Monday, January 29, 2018

It's about time: US PGA Tour must address slow play ... rounds taking six hours

SAN DIEGO – As the day’s final twosome played into the early evening at Torrey Pines, the old joke lost its humour.
You know the one, when you’re grinding over a shot or a putt and a playing partner jabs, “Sometime today, sport.”
 Well, that oldie took an ugly turn on Sunday at the Farmers Insurance Open, where rounds drifted nearly six hours and a five-hole playoff decided nothing and sent the event into a Monday finish.
There’s a litany of reasons for slow play on the US PGA Tour, from demanding courses to overly lax rules that would rather turn a blind eye toward habitual offenders, and Sunday’s showdown was slowed by Santa Ana winds that ballooned the scoring average to 74.77.
But if ever there was a reason to dust off the stopwatch, this was it.
J.B. Holmes didn’t invent slow play, and if you ask his fellow Tour types they’ll tell you he’s not even the most egregious offender, but as dusk turned to dark on Sunday he was an easy target for the circuit’s pace-of-play woes.
Playing alongside Ryan Palmer and Alex Noren in the day’s final group, Holmes – needing an eagle to match clubhouse leader Jason Day at 10 under – ruminated over his second shot into the par-5 18th hole for more than four minutes.
Go for the green with a 5-wood, go for the green with a 3-wood, lay up – he considered all his options, and then he considered them again.

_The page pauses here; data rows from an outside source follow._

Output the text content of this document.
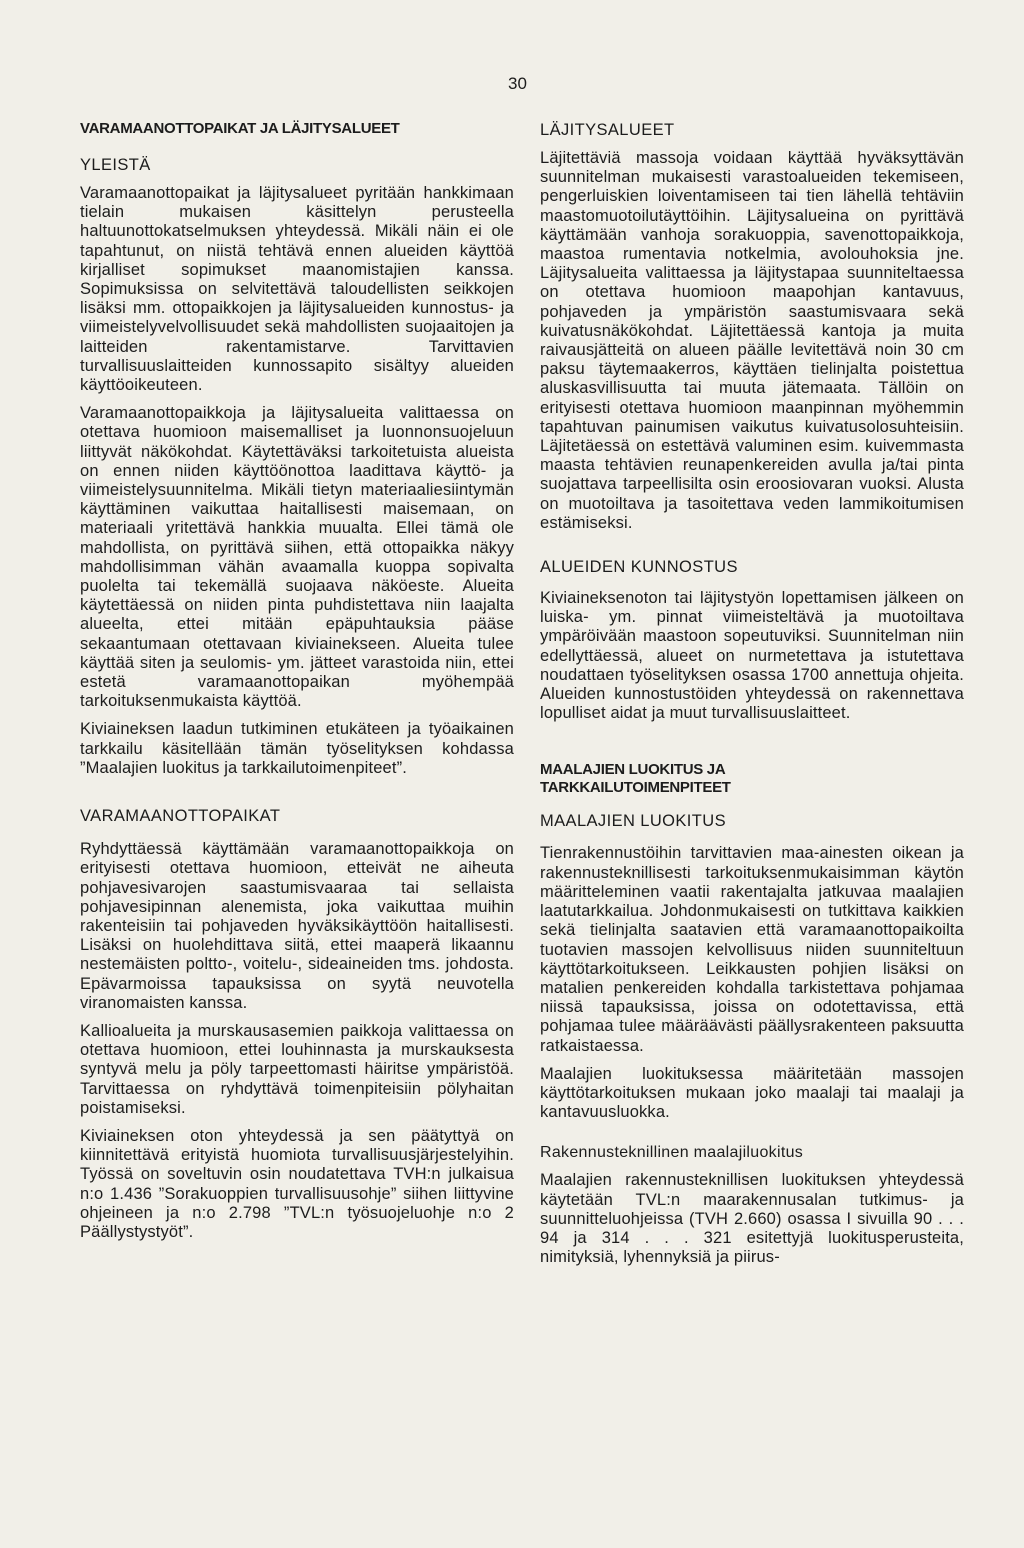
30

VARAMAANOTTOPAIKAT JA LÄJITYSALUEET
YLEISTÄ

Varamaanottopaikat ja läjitysalueet pyritään hankkimaan tielain mukaisen käsittelyn perusteella haltuunottokatselmuksen yhteydessä. Mikäli näin ei ole tapahtunut, on niistä tehtävä ennen alueiden käyttöä kirjalliset sopimukset maanomistajien kanssa. Sopimuksissa on selvitettävä taloudellisten seikkojen lisäksi mm. ottopaikkojen ja läjitysalueiden kunnostus- ja viimeistelyvelvollisuudet sekä mahdollisten suojaaitojen ja laitteiden rakentamistarve. Tarvittavien turvallisuuslaitteiden kunnossapito sisältyy alueiden käyttöoikeuteen.

Varamaanottopaikkoja ja läjitysalueita valittaessa on otettava huomioon maisemalliset ja luonnonsuojeluun liittyvät näkökohdat. Käytettäväksi tarkoitetuista alueista on ennen niiden käyttöönottoa laadittava käyttö- ja viimeistelysuunnitelma. Mikäli tietyn materiaaliesiintymän käyttäminen vaikuttaa haitallisesti maisemaan, on materiaali yritettävä hankkia muualta. Ellei tämä ole mahdollista, on pyrittävä siihen, että ottopaikka näkyy mahdollisimman vähän avaamalla kuoppa sopivalta puolelta tai tekemällä suojaava näköeste. Alueita käytettäessä on niiden pinta puhdistettava niin laajalta alueelta, ettei mitään epäpuhtauksia pääse sekaantumaan otettavaan kiviainekseen. Alueita tulee käyttää siten ja seulomis- ym. jätteet varastoida niin, ettei estetä varamaanottopaikan myöhempää tarkoituksenmukaista käyttöä.

Kiviaineksen laadun tutkiminen etukäteen ja työaikainen tarkkailu käsitellään tämän työselityksen kohdassa ”Maalajien luokitus ja tarkkailutoimenpiteet”.

VARAMAANOTTOPAIKAT

Ryhdyttäessä käyttämään varamaanottopaikkoja on erityisesti otettava huomioon, etteivät ne aiheuta pohjavesivarojen saastumisvaaraa tai sellaista pohjavesipinnan alenemista, joka vaikuttaa muihin rakenteisiin tai pohjaveden hyväksikäyttöön haitallisesti. Lisäksi on huolehdittava siitä, ettei maaperä likaannu nestemäisten poltto-, voitelu-, sideaineiden tms. johdosta. Epävarmoissa tapauksissa on syytä neuvotella viranomaisten kanssa.

Kallioalueita ja murskausasemien paikkoja valittaessa on otettava huomioon, ettei louhinnasta ja murskauksesta syntyvä melu ja pöly tarpeettomasti häiritse ympäristöä. Tarvittaessa on ryhdyttävä toimenpiteisiin pölyhaitan poistamiseksi.

Kiviaineksen oton yhteydessä ja sen päätyttyä on kiinnitettävä erityistä huomiota turvallisuusjärjestelyihin. Työssä on soveltuvin osin noudatettava TVH:n julkaisua n:o 1.436 ”Sorakuoppien turvallisuusohje” siihen liittyvine ohjeineen ja n:o 2.798 ”TVL:n työsuojeluohje n:o 2 Päällystystyöt”.

LÄJITYSALUEET

Läjitettäviä massoja voidaan käyttää hyväksyttävän suunnitelman mukaisesti varastoalueiden tekemiseen, pengerluiskien loiventamiseen tai tien lähellä tehtäviin maastomuotoilutäyttöihin. Läjitysalueina on pyrittävä käyttämään vanhoja sorakuoppia, savenottopaikkoja, maastoa rumentavia notkelmia, avolouhoksia jne. Läjitysalueita valittaessa ja läjitystapaa suunniteltaessa on otettava huomioon maapohjan kantavuus, pohjaveden ja ympäristön saastumisvaara sekä kuivatusnäkökohdat. Läjitettäessä kantoja ja muita raivausjätteitä on alueen päälle levitettävä noin 30 cm paksu täytemaakerros, käyttäen tielinjalta poistettua aluskasvillisuutta tai muuta jätemaata. Tällöin on erityisesti otettava huomioon maanpinnan myöhemmin tapahtuvan painumisen vaikutus kuivatusolosuhteisiin. Läjitetäessä on estettävä valuminen esim. kuivemmasta maasta tehtävien reunapenkereiden avulla ja/tai pinta suojattava tarpeellisilta osin eroosiovaran vuoksi. Alusta on muotoiltava ja tasoitettava veden lammikoitumisen estämiseksi.

ALUEIDEN KUNNOSTUS

Kiviaineksenoton tai läjitystyön lopettamisen jälkeen on luiska- ym. pinnat viimeisteltävä ja muotoiltava ympäröivään maastoon sopeutuviksi. Suunnitelman niin edellyttäessä, alueet on nurmetettava ja istutettava noudattaen työselityksen osassa 1700 annettuja ohjeita. Alueiden kunnostustöiden yhteydessä on rakennettava lopulliset aidat ja muut turvallisuuslaitteet.

MAALAJIEN LUOKITUS JA
TARKKAILUTOIMENPITEET
MAALAJIEN LUOKITUS

Tienrakennustöihin tarvittavien maa-ainesten oikean ja rakennusteknillisesti tarkoituksenmukaisimman käytön määritteleminen vaatii rakentajalta jatkuvaa maalajien laatutarkkailua. Johdonmukaisesti on tutkittava kaikkien sekä tielinjalta saatavien että varamaanottopaikoilta tuotavien massojen kelvollisuus niiden suunniteltuun käyttötarkoitukseen. Leikkausten pohjien lisäksi on matalien penkereiden kohdalla tarkistettava pohjamaa niissä tapauksissa, joissa on odotettavissa, että pohjamaa tulee määräävästi päällysrakenteen paksuutta ratkaistaessa.

Maalajien luokituksessa määritetään massojen käyttötarkoituksen mukaan joko maalaji tai maalaji ja kantavuusluokka.

Rakennusteknillinen maalajiluokitus

Maalajien rakennusteknillisen luokituksen yhteydessä käytetään TVL:n maarakennusalan tutkimus- ja suunnitteluohjeissa (TVH 2.660) osassa I sivuilla 90 . . . 94 ja 314 . . . 321 esitettyjä luokitusperusteita, nimityksiä, lyhennyksiä ja piirus-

“It was between the 5-wood - I didn’t think it was going to get there - and the 3-wood would have gone back there where [Noren] was [long],” explained Holmes, who was unapologetic for the time it took him to play his second shot. “That pin being in the bowl, I thought I had a better chance of holing out with a wedge than I did trying to chip one in.”
After four minutes, Holmes decided to lay up, in the rough no less. Four minutes. People buy real-estate with less thought and angst.
If this sounds as if Holmes is being made out to be the fall guy for a painfully slow day that will now conclude with an anticlimactic finish, let the experts have their say.
“Anytime today J.B.,” Luke Donald tweeted. “Last group was over a hole behind, we can all blame J.B., and yes the player should take responsibility for their pace of play, but if they don’t that’s why we have Tour officials. They needed to step in a while ago.”
Holmes was playing for his fifth Tour title and a $1.24 million paycheck. Being prudent is baked into that cake. But then no other major sport operates without some sort of time element.
The NBA has a shot clock, the NFL has a play clock and even Major League Baseball, which has clung to its timeless nature for eons, seems destined to institute a pitch clock this season. It’s all a response to the world we live in and the demands on everyone’s time, yet the Tour – which allows 40 seconds for a player to play a shot, but only when they are being timed, which Holmes was obviously not – seems content to literally allow day to turn to night on the issue.
Holmes is the low-hanging fruit in this most recent episode, an easy target for a complicated problem. Should he have helped things along by maybe taking, say, only two minutes to pull the trigger? Absolutely. But that wouldn’t have spared the fans, sponsors and players from having to come back for the conclusion of the playoff.
No, on this Donald struck the perfect chord; it’s long past time for the Tour to do something meaningful to speed up play.